2013 Annual Report on Global Trends for Human Rights Defenders Published
On 23 January 2013 Front Line Defenders released its fourth Annual Report on Global Challenges facing Human Rights Defenders around the World in 2012.
The report explores the situation on both the global and regional level including several countries examined in focus namely: Burundi, Vietnam, Guatemala Kazakhstan and Algeria. It highlights the ‘unabated’ targeting of human rights defenders for their work documenting abuses, exposing corruption, or pushing for reform.
“The attacks and killings highlighted in this report are only the tip of the iceberg. In many countries the government has either shut down the local media, subjected human rights organisations to campaigns of intimidation or tried to silence those brave enough to bring the facts to international attention” said Front Line Defenders Executive Director Mary Lawlor.
The report highlights:
-24 killings of HRDs in 2012
-Physical Attacks on HRDs reported in 28 countries across all regions:
-Attacks on LGBTI human rights defenders in Chile, Costa Rica, Ecuador, Kyrgyzstan, Russian Federation, South Africa, Uganda, Ukraine, and Zimbabwe.
-Restrictive legislation passed or under discussion in Algeria, Azerbaijan, Burundi, China, Egypt, Iraq, Israel, Lithuania, Moldova, Russian Federation, and Ukraine
-Judicial harassment reported in nearly 40 countries
-Information technology laws used against those expressing dissent or circulating information on human rights abuses, in particular in Asia and the Middle East.
-Reprisals for cooperating with international human rights bodies were reported by HRDs in Bahrain, Belarus, Colombia, Kazakhstan, Saudi Arabia, and Sri Lanka
“The facts speak for themselves”, said Ms Lawlor “The sad reality is that while governments proclaim support for human rights and their respect for the work of human rights defenders in international fora, in practice, human rights defenders face a daily struggle for survival”, added Ms Lawlor.
This report shows how the safe space in which human rights defenders work is consistently shrinking, while their personal credibility is attacked through state sponsored defamation campaigns in which they are routinely portrayed as agents of western/foreign interests. The introduction of restrictive legislation which limits both their work and their ability to source international funding is increasingly used to hamper their work.
The Report highlights the alarmingly high number of killings of human rights defenders and the fact that Front Line Defenders alone has documented physical attacks on human rights defenders in 28 countries and 24 killings of human rights defenders.
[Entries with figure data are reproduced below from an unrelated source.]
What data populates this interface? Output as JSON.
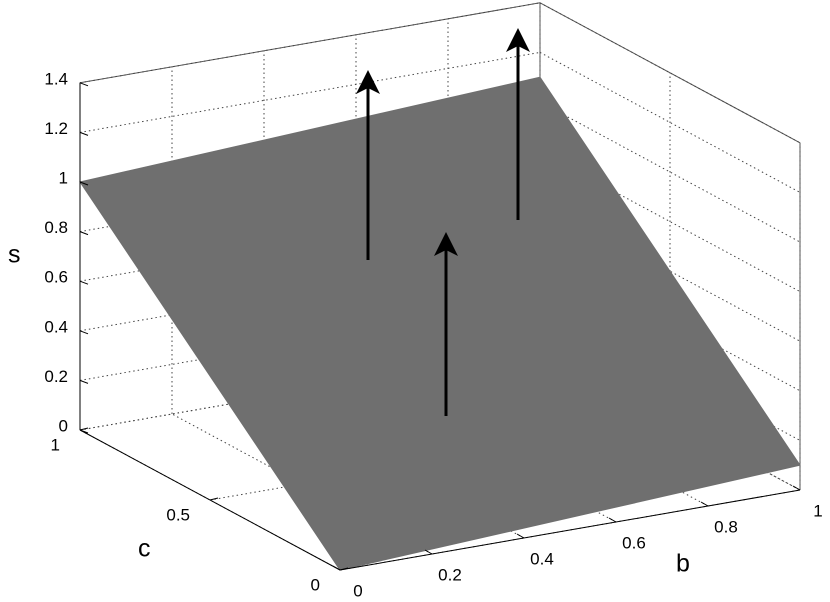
{
  "chart_data": {
    "type": "surface",
    "xlabel": "b",
    "ylabel": "c",
    "zlabel": "s",
    "x": [
      0,
      1
    ],
    "y": [
      0,
      1
    ],
    "z": [
      [
        0,
        0.1
      ],
      [
        1,
        1.1
      ]
    ],
    "xlim": [
      0,
      1
    ],
    "ylim": [
      0,
      1
    ],
    "zlim": [
      0,
      1.4
    ],
    "xticks": [
      0,
      0.2,
      0.4,
      0.6,
      0.8,
      1
    ],
    "yticks": [
      0,
      0.5,
      1
    ],
    "zticks": [
      0,
      0.2,
      0.4,
      0.6,
      0.8,
      1,
      1.2,
      1.4
    ],
    "color": "#6f6f6f",
    "grid": true
  }
}
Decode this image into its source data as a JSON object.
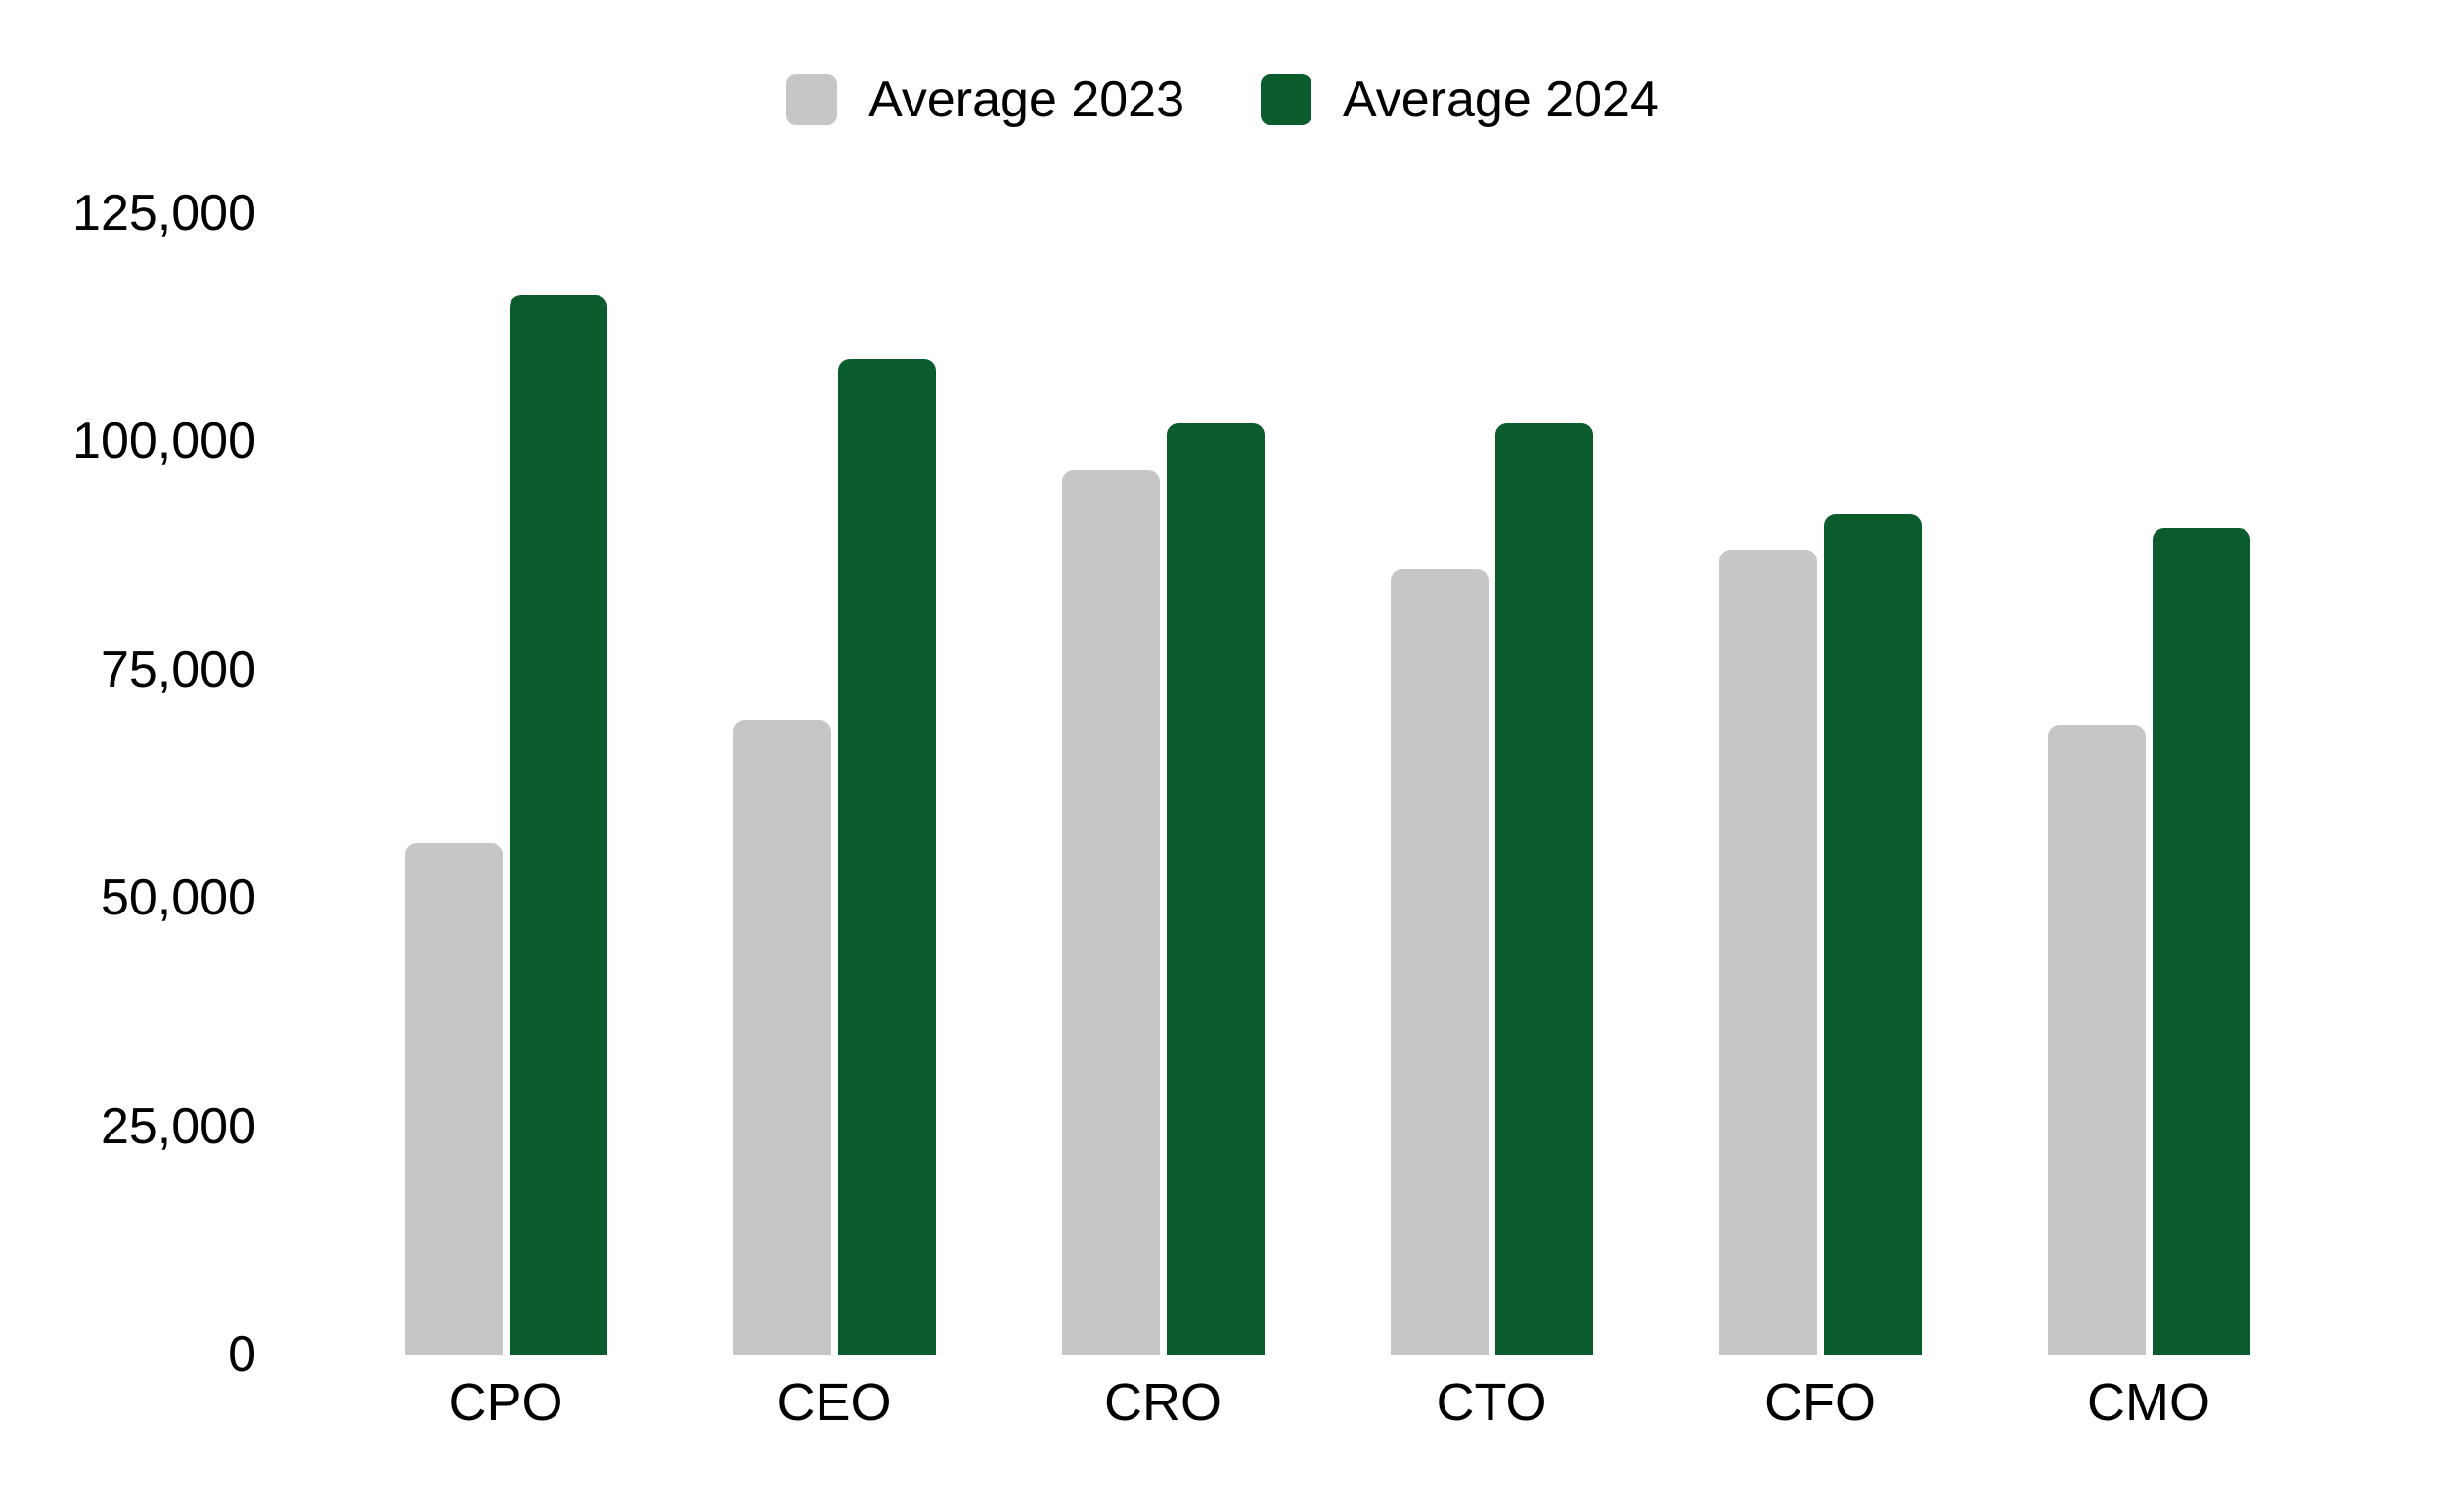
{
  "chart_data": {
    "type": "bar",
    "title": "",
    "xlabel": "",
    "ylabel": "",
    "categories": [
      "CPO",
      "CEO",
      "CRO",
      "CTO",
      "CFO",
      "CMO"
    ],
    "series": [
      {
        "name": "Average 2023",
        "color": "#c6c6c6",
        "values": [
          56000,
          69500,
          96800,
          86000,
          88200,
          69000
        ]
      },
      {
        "name": "Average 2024",
        "color": "#0b5c2c",
        "values": [
          116000,
          109000,
          102000,
          102000,
          92000,
          90500
        ]
      }
    ],
    "ylim": [
      0,
      125000
    ],
    "y_tick_values": [
      0,
      25000,
      50000,
      75000,
      100000,
      125000
    ],
    "y_tick_labels": [
      "0",
      "25,000",
      "50,000",
      "75,000",
      "100,000",
      "125,000"
    ],
    "grid": false,
    "axis_lines": false,
    "legend_position": "top-center"
  },
  "legend": {
    "items": [
      {
        "label": "Average 2023",
        "color": "#c6c6c6"
      },
      {
        "label": "Average 2024",
        "color": "#0b5c2c"
      }
    ]
  },
  "colors": {
    "background": "#ffffff",
    "text": "#000000"
  }
}
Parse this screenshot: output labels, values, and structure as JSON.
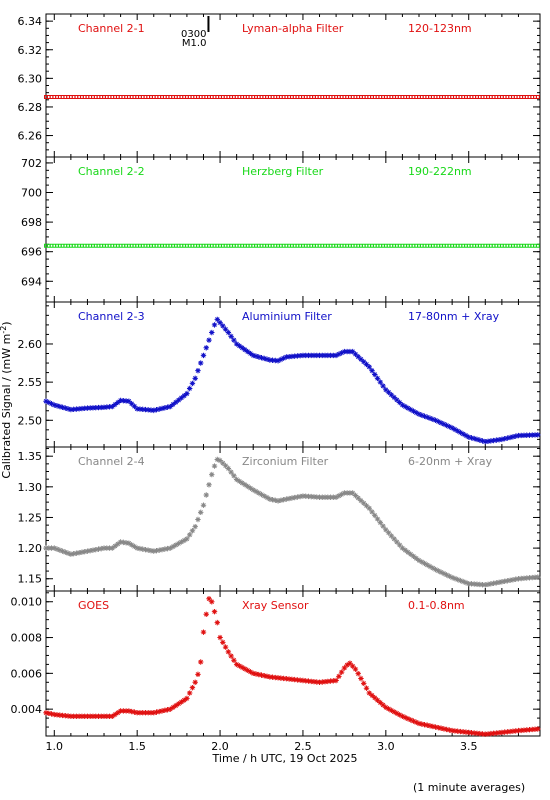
{
  "chart_data": {
    "type": "scatter",
    "x_range": [
      0.95,
      3.93
    ],
    "x_ticks": [
      "1.0",
      "1.5",
      "2.0",
      "2.5",
      "3.0",
      "3.5"
    ],
    "x_tick_values": [
      1.0,
      1.5,
      2.0,
      2.5,
      3.0,
      3.5
    ],
    "xlabel": "Time / h UTC, 19 Oct 2025",
    "ylabel": "Calibrated Signal / (mW m",
    "ylabel_sup": "-2",
    "ylabel_end": ")",
    "footnote": "(1 minute averages)",
    "marker": {
      "time_top": "0300",
      "time_bottom": "M1.0",
      "x": 1.93
    },
    "panels": [
      {
        "channel": "Channel 2-1",
        "filter": "Lyman-alpha Filter",
        "band": "120-123nm",
        "color": "#e01010",
        "ylim": [
          6.245,
          6.345
        ],
        "yticks": [
          6.26,
          6.28,
          6.3,
          6.32,
          6.34
        ],
        "ytick_labels": [
          "6.26",
          "6.28",
          "6.30",
          "6.32",
          "6.34"
        ],
        "points": [
          [
            0.95,
            6.287
          ],
          [
            3.93,
            6.287
          ]
        ]
      },
      {
        "channel": "Channel 2-2",
        "filter": "Herzberg Filter",
        "band": "190-222nm",
        "color": "#18d818",
        "ylim": [
          692.6,
          702.4
        ],
        "yticks": [
          694,
          696,
          698,
          700,
          702
        ],
        "ytick_labels": [
          "694",
          "696",
          "698",
          "700",
          "702"
        ],
        "points": [
          [
            0.95,
            696.4
          ],
          [
            3.93,
            696.4
          ]
        ]
      },
      {
        "channel": "Channel 2-3",
        "filter": "Aluminium Filter",
        "band": "17-80nm + Xray",
        "color": "#1010c8",
        "ylim": [
          2.465,
          2.655
        ],
        "yticks": [
          2.5,
          2.55,
          2.6
        ],
        "ytick_labels": [
          "2.50",
          "2.55",
          "2.60"
        ],
        "points": [
          [
            0.95,
            2.525
          ],
          [
            1.0,
            2.52
          ],
          [
            1.1,
            2.514
          ],
          [
            1.2,
            2.516
          ],
          [
            1.3,
            2.517
          ],
          [
            1.35,
            2.518
          ],
          [
            1.4,
            2.526
          ],
          [
            1.45,
            2.525
          ],
          [
            1.5,
            2.515
          ],
          [
            1.6,
            2.513
          ],
          [
            1.7,
            2.518
          ],
          [
            1.8,
            2.535
          ],
          [
            1.85,
            2.555
          ],
          [
            1.9,
            2.585
          ],
          [
            1.93,
            2.603
          ],
          [
            1.95,
            2.615
          ],
          [
            1.98,
            2.633
          ],
          [
            2.0,
            2.628
          ],
          [
            2.05,
            2.615
          ],
          [
            2.1,
            2.6
          ],
          [
            2.2,
            2.585
          ],
          [
            2.3,
            2.579
          ],
          [
            2.35,
            2.578
          ],
          [
            2.4,
            2.583
          ],
          [
            2.5,
            2.585
          ],
          [
            2.6,
            2.585
          ],
          [
            2.7,
            2.585
          ],
          [
            2.75,
            2.59
          ],
          [
            2.8,
            2.59
          ],
          [
            2.9,
            2.57
          ],
          [
            3.0,
            2.54
          ],
          [
            3.1,
            2.52
          ],
          [
            3.2,
            2.508
          ],
          [
            3.3,
            2.5
          ],
          [
            3.4,
            2.49
          ],
          [
            3.5,
            2.478
          ],
          [
            3.6,
            2.472
          ],
          [
            3.7,
            2.475
          ],
          [
            3.8,
            2.48
          ],
          [
            3.93,
            2.481
          ]
        ]
      },
      {
        "channel": "Channel 2-4",
        "filter": "Zirconium Filter",
        "band": "6-20nm + Xray",
        "color": "#888888",
        "ylim": [
          1.13,
          1.365
        ],
        "yticks": [
          1.15,
          1.2,
          1.25,
          1.3,
          1.35
        ],
        "ytick_labels": [
          "1.15",
          "1.20",
          "1.25",
          "1.30",
          "1.35"
        ],
        "points": [
          [
            0.95,
            1.2
          ],
          [
            1.0,
            1.2
          ],
          [
            1.1,
            1.19
          ],
          [
            1.2,
            1.195
          ],
          [
            1.3,
            1.2
          ],
          [
            1.35,
            1.2
          ],
          [
            1.4,
            1.21
          ],
          [
            1.45,
            1.208
          ],
          [
            1.5,
            1.2
          ],
          [
            1.6,
            1.195
          ],
          [
            1.7,
            1.2
          ],
          [
            1.8,
            1.215
          ],
          [
            1.85,
            1.235
          ],
          [
            1.9,
            1.27
          ],
          [
            1.93,
            1.3
          ],
          [
            1.95,
            1.32
          ],
          [
            1.98,
            1.345
          ],
          [
            2.0,
            1.343
          ],
          [
            2.05,
            1.33
          ],
          [
            2.1,
            1.312
          ],
          [
            2.2,
            1.295
          ],
          [
            2.3,
            1.28
          ],
          [
            2.35,
            1.277
          ],
          [
            2.4,
            1.28
          ],
          [
            2.5,
            1.285
          ],
          [
            2.6,
            1.283
          ],
          [
            2.7,
            1.283
          ],
          [
            2.75,
            1.29
          ],
          [
            2.8,
            1.29
          ],
          [
            2.9,
            1.265
          ],
          [
            3.0,
            1.23
          ],
          [
            3.1,
            1.2
          ],
          [
            3.2,
            1.18
          ],
          [
            3.3,
            1.165
          ],
          [
            3.4,
            1.152
          ],
          [
            3.5,
            1.142
          ],
          [
            3.6,
            1.14
          ],
          [
            3.7,
            1.145
          ],
          [
            3.8,
            1.15
          ],
          [
            3.93,
            1.153
          ]
        ]
      },
      {
        "channel": "GOES",
        "filter": "Xray Sensor",
        "band": "0.1-0.8nm",
        "color": "#e01010",
        "ylim": [
          0.0025,
          0.0106
        ],
        "yticks": [
          0.004,
          0.006,
          0.008,
          0.01
        ],
        "ytick_labels": [
          "0.004",
          "0.006",
          "0.008",
          "0.010"
        ],
        "points": [
          [
            0.95,
            0.0038
          ],
          [
            1.0,
            0.0037
          ],
          [
            1.1,
            0.0036
          ],
          [
            1.2,
            0.0036
          ],
          [
            1.3,
            0.0036
          ],
          [
            1.35,
            0.0036
          ],
          [
            1.4,
            0.0039
          ],
          [
            1.45,
            0.0039
          ],
          [
            1.5,
            0.0038
          ],
          [
            1.6,
            0.0038
          ],
          [
            1.7,
            0.004
          ],
          [
            1.8,
            0.0046
          ],
          [
            1.85,
            0.0055
          ],
          [
            1.88,
            0.0063
          ],
          [
            1.9,
            0.0083
          ],
          [
            1.92,
            0.0095
          ],
          [
            1.93,
            0.0102
          ],
          [
            1.95,
            0.01
          ],
          [
            1.98,
            0.009
          ],
          [
            2.0,
            0.008
          ],
          [
            2.05,
            0.0072
          ],
          [
            2.1,
            0.0065
          ],
          [
            2.2,
            0.006
          ],
          [
            2.3,
            0.0058
          ],
          [
            2.4,
            0.0057
          ],
          [
            2.5,
            0.0056
          ],
          [
            2.6,
            0.0055
          ],
          [
            2.7,
            0.0056
          ],
          [
            2.75,
            0.0063
          ],
          [
            2.78,
            0.0066
          ],
          [
            2.82,
            0.0062
          ],
          [
            2.9,
            0.0049
          ],
          [
            3.0,
            0.0041
          ],
          [
            3.1,
            0.0036
          ],
          [
            3.2,
            0.0032
          ],
          [
            3.3,
            0.003
          ],
          [
            3.4,
            0.0028
          ],
          [
            3.5,
            0.0027
          ],
          [
            3.6,
            0.0026
          ],
          [
            3.7,
            0.0027
          ],
          [
            3.8,
            0.0028
          ],
          [
            3.93,
            0.0029
          ]
        ]
      }
    ]
  }
}
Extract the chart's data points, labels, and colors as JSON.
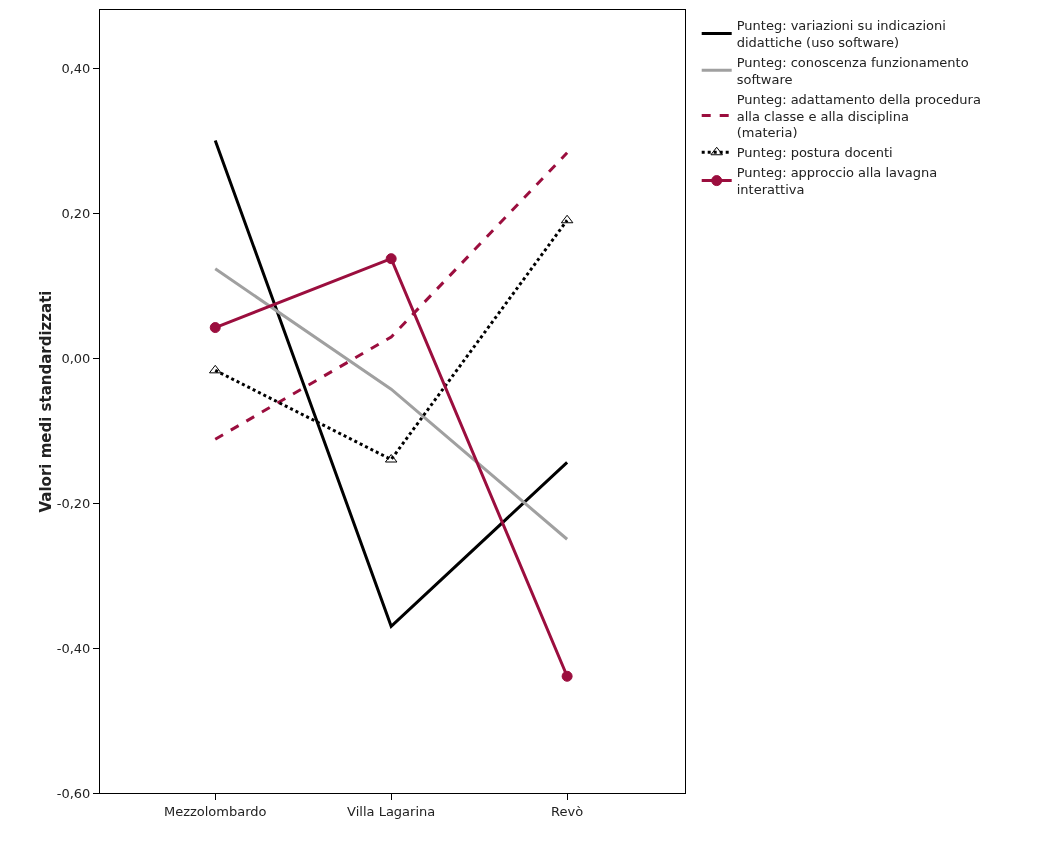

Conditions for human rights defenders in Africa, Asia and the Middle East continue to be worrying while the report finds that that in many countries in Europe and Central Asia the situation has actually deteriorated.
On the regional level many countries in Africa have seen a series of disturbing ongoing trends including physical violence, and impunity for perpetrators. As noted in the report the murder of two LGBTI rights defenders Thapelo Makhutle in South Africa and Maurice Mjomba in Tanzania illustrate these risks.
Such impunity is also commonly seen in the Americas alongside a common trend, the use, region-wide, of fabricated criminal charges such as those that have resulted in an 18-year prison sentence for Colombian human rights defender David Rabelo Crespo.
Asia has seen the continued usage of smear campaigns against human rights defenders branding them as ‘enemies of the state or as working for foreign interests’. One example of such a case can be seen in India with the branding of P.V. Rajagopal, Vice Chairman of the Gandhi Peace Foundation, as a ‘Maoist sympathiser’.
The situation in Europe and Central Asia is characterised by the increasing use in many countries of legislation to curb the activities of human rights defenders. This is particularly evident in the Russian Federation with a swathe of legislation being implemented including a law designating NGO’s in receipt of foreign funding as ‘foreign agents’.
Finally in the Middle East and North Africa region the report confirms the fears of ‘limited real change’ despite the events of the Arab Spring that ‘gave hope to thousands of people in virtually every country in the region’. In Bahrain in particular almost all of the most vocal human rights defenders were in detention at year’s end including former Front line Defenders staff member Abdulhadi Al-Khawaja.
The Report is based on Front Line Defenders’ work in support of human rights defenders at risk. In 2012, Front Line Defenders issued 287 urgent appeals on 460 human rights defenders at risk in 69 countries; it provided 267 security grants and trained 358 human rights defenders. Overall, more than 1150 HRDs benefited from Front Line Defenders’ protection support in 2012.